Espécie é considerada invasora fora da Amazônia e poderá ser capturada sem restrições
O Instituto Brasileiro do Meio Ambiente e dos Recursos Naturais Renováveis (Ibama) autorizou a pesca do pirarucu fora da Amazônia. A medida tem como objetivo controlar a população da espécie em regiões onde ela não é nativa.
A decisão foi oficializada por meio da Instrução Normativa nº 7/2026. Com isso, o peixe passa a ser considerado espécie exótica invasora fora de seu habitat natural.
Espécie invasora preocupa especialistas
O pirarucu é nativo da Amazônia. No entanto, quando introduzido em outras bacias, pode causar desequilíbrios ambientais.

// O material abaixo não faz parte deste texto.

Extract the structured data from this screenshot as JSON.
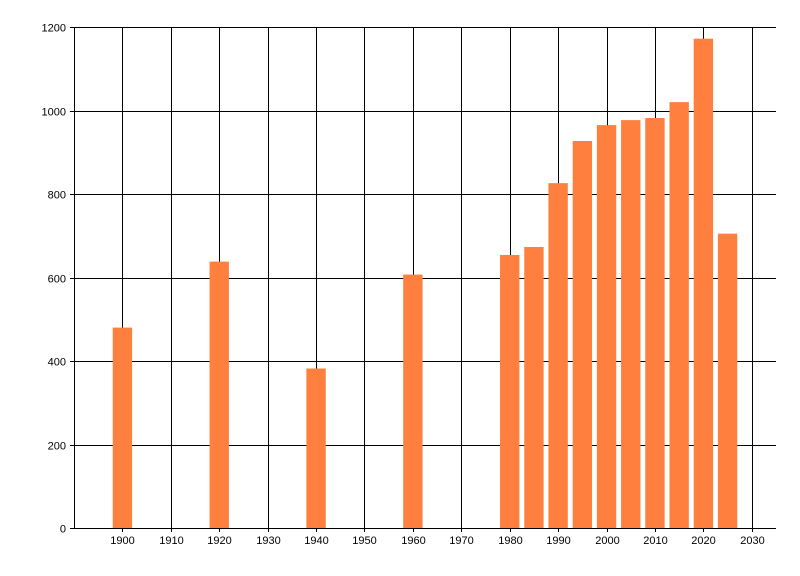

Isso acontece porque o peixe é um predador de topo. Ou seja, ele se alimenta de outras espécies e pode reduzir populações locais.
Além disso, ele possui grande capacidade de adaptação. Portanto, consegue ocupar diferentes ambientes aquáticos com facilidade.
Pesca liberada sem restrições
A nova regra permite a captura do pirarucu durante todo o ano. Além disso, não há limite de tamanho ou quantidade.
Outro ponto importante: o peixe capturado não poderá ser devolvido à água. Ou seja, deverá ser abatido como parte da estratégia de controle populacional.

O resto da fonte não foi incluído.